Сальгадо приблизился к прилавку и указал на стул, стоявший в сторонке:
— Не возражаете, если я присяду. Я еще не привык проходить больше десяти метров по прямой и быстро устаю.
— Располагайтесь, — пригласил я.
Сальгадо свалился на стул, испустив глубокий вздох, и принялся растирать колено. Фермин уставился на него, как на крысу, внезапно выскочившую из канализации.
— Я подозреваю, что, хотя все считали меня первым кандидатом на тот свет, я окажусь последним… Вы не догадываетесь, что столько лет давало мне силы жить, Фермин?
— Если бы я не знал вас так хорошо, я предположил бы, что это средиземноморская кухня и морской воздух.
Сальгадо издал смешок, в его случае звучавший как сиплый кашель астматика на пороге приступа.
— Вы не меняетесь, Фермин. Не зря вы мне так понравились. Да, были времена. Однако я совершенно не хочу утомлять вас обоих воспоминаниями о былом, особенно молодого человека. Нынешнему поколению наша жизнь неинтересна. Они увлечены чарльстоном — или как там это теперь называется. Перейдем к делу?
— Как угодно.
— Очень мило с вашей стороны, Фермин. Я уже сказал все, что хотел. Вы собираетесь вернуть мне долг? Или придется поднимать шум и устраивать скандал, который не пойдет вам на пользу?
Несколько минут Фермин сохранял невозмутимость, в результате чего установилось тягостное молчание. Сальгадо вперил в него пылающий взор и, казалось, был готов начать плеваться ядом. Фермин послал мне взгляд, значение которого я не сумел расшифровать, и подавленно вздохнул:
— Вы выиграли, Сальгадо.
Фермин достал из кармана небольшой предмет и протянул его Сальгадо. Ключ. Тот самый ключ. Глаза Сальгадо затопило ребяческое ликование. Он встал, медленно приблизился к Фермину и взял ключ своей единственной рукой, дрожа от возбуждения.

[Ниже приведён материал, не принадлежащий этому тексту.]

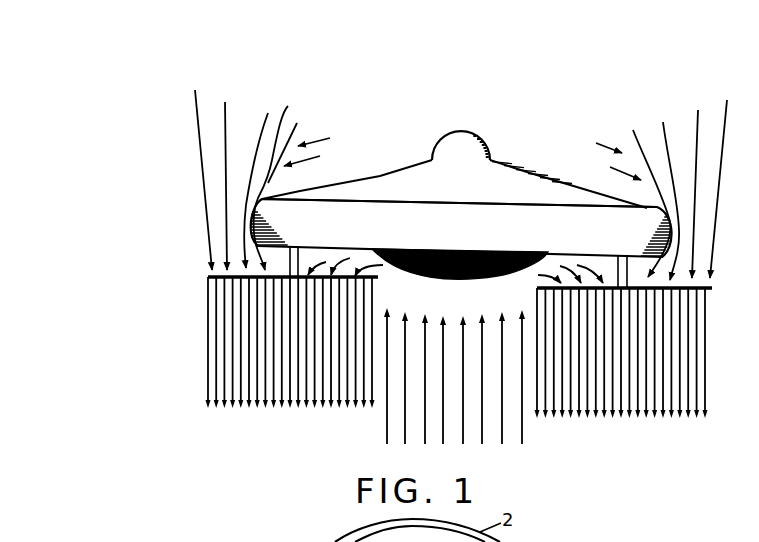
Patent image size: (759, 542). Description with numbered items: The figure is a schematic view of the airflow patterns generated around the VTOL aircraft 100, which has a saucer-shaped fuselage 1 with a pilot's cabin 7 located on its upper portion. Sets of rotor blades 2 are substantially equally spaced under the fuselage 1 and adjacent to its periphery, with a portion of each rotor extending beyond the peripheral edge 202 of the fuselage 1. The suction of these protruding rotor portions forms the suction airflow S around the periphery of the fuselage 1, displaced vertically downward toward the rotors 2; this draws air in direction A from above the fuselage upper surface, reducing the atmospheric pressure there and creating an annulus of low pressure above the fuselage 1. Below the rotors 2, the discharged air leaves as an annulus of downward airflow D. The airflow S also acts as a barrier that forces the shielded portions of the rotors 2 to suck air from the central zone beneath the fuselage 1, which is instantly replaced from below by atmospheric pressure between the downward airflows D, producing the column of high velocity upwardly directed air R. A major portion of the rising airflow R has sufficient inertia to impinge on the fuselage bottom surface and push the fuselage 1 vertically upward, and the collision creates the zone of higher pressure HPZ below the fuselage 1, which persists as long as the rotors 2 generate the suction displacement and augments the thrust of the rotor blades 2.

The fuselage 1 is at (370, 187).
The rotor blades 2 is at (211, 274).
The pilot's cabin 7 is at (470, 133).
The VTOL aircraft 100 is at (478, 197).
The peripheral edge 202 is at (288, 106).
The higher pressure zone HPZ is at (452, 248).
The suction airflow S is at (461, 179).
The airflow above fuselage A is at (462, 154).
The discharge airflow D is at (457, 365).
The upwardly directed air R is at (454, 393).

— Если вы намерены снова поместить ключик в задний проход, умоляю, пройдите в уборную, поскольку наш магазин широко известен и к нам часто заходят покупатели, — предупредил Фермин.

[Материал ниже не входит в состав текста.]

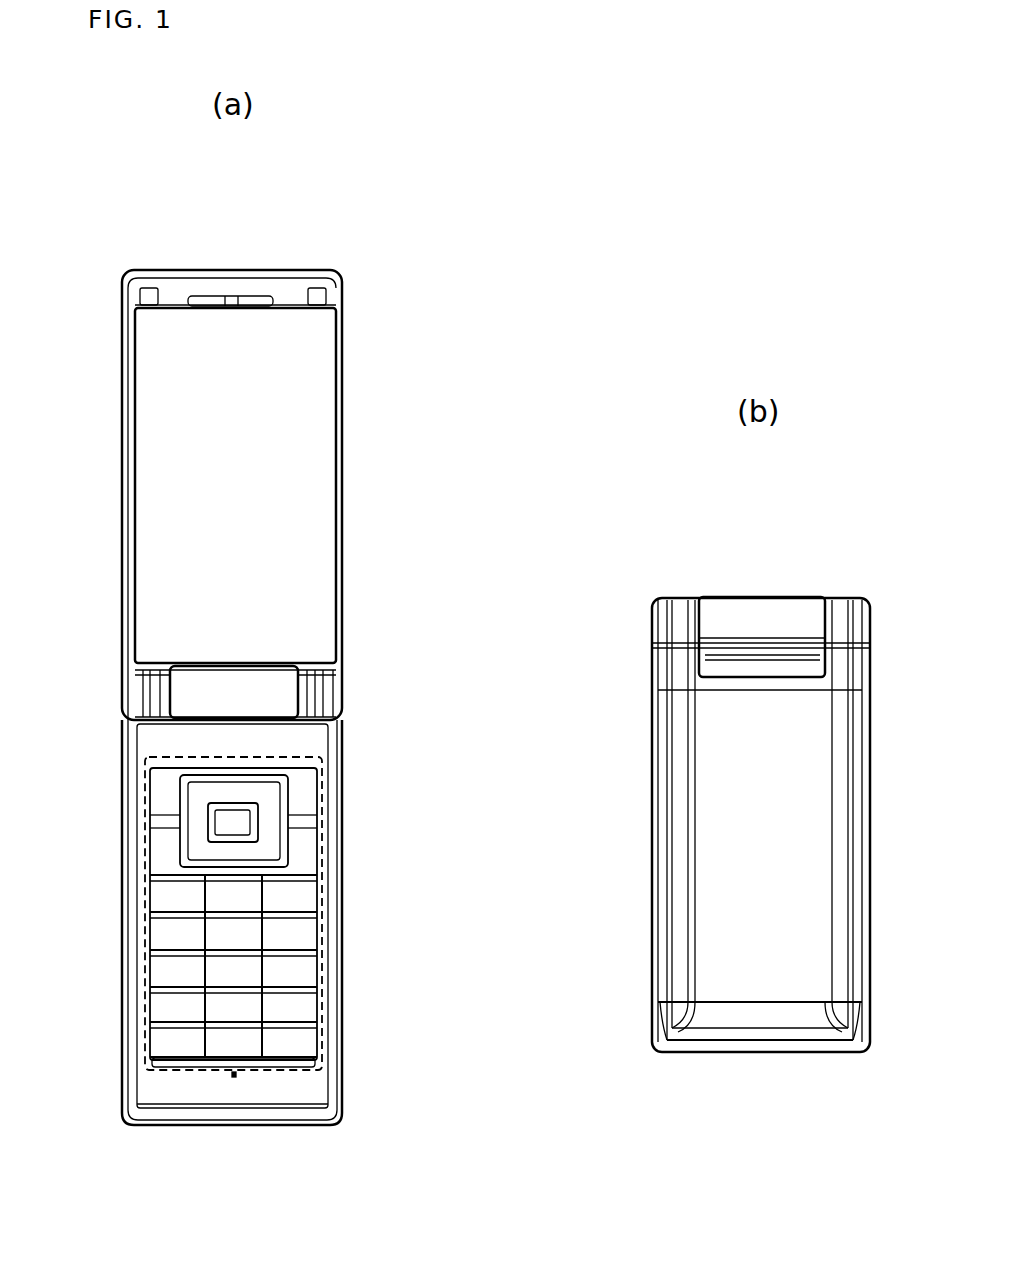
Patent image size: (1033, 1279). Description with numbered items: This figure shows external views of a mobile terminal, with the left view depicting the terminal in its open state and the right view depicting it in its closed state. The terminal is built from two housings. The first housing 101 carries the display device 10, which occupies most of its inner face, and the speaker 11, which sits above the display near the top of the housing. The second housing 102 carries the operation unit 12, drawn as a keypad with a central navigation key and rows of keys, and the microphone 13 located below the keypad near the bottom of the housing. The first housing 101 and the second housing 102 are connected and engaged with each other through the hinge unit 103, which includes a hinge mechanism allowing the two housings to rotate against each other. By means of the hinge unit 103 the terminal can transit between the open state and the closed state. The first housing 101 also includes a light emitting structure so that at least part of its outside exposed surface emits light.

The display device 10 is at (297, 455).
The speaker 11 is at (233, 300).
The operation unit 12 is at (128, 824).
The microphone 13 is at (234, 1077).
The first housing 101 is at (123, 410).
The second housing 102 is at (337, 899).
The hinge unit 103 is at (276, 688).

Сальгадо словно волшебным образом помолодел, порозовел и по-юношески расправил плечи, расплываясь в улыбке глубочайшего удовлетворения.
— Неплохая мысль. По сути, я вам обязан по гроб жизни за то, что вы хранили мое имущество все эти годы, — заявил он.
— На то и существуют друзья, — любезно отвечал Фермин. — Ступайте себе с Богом и даже не думайте сюда возвращаться ни под каким предлогом.
Сальгадо ухмыльнулся, подмигнул нам и направился к двери, мыслями пребывая уже где-то в другом месте. Прежде чем выйти на улицу, он обернулся на миг и вполне дружески помахал рукой:
— Я желаю вам удачи и долгой жизни, Фермин. И не волнуйтесь, вашей тайне ничто не угрожает.
Мы мрачно наблюдали, как он захромал прочь под дождем — старик, которого всякий встречный принял бы за издыхающего. Но я ни секунды не сомневался, что в тот момент он не чувствовал ни холодных капель дождя, падавших на лицо, ни груза прошлых лет, проведенных в муках заточения и омытых кровью. Я поглядел на Фермина, как будто приросшего к полу, бледного и сконфуженного видом бывшего сокамерника.
— И мы дадим ему просто так уйти? — спросил я.
— Есть идея?
Выждав из осторожности хрестоматийную минуту, мы выскочили на улицу, закутавшись в широченные темные плащи и вооружившись зонтиками пляжного размера. Фермин приобрел их на портовом рынке, собираясь использовать не летом, а зимой для пикников с Бернардой на пляже Барселонеты.
— Фермин, с этой амуницией мы производим шум, и не меньше, чем петухи на птичьем дворе, — предостерег его я.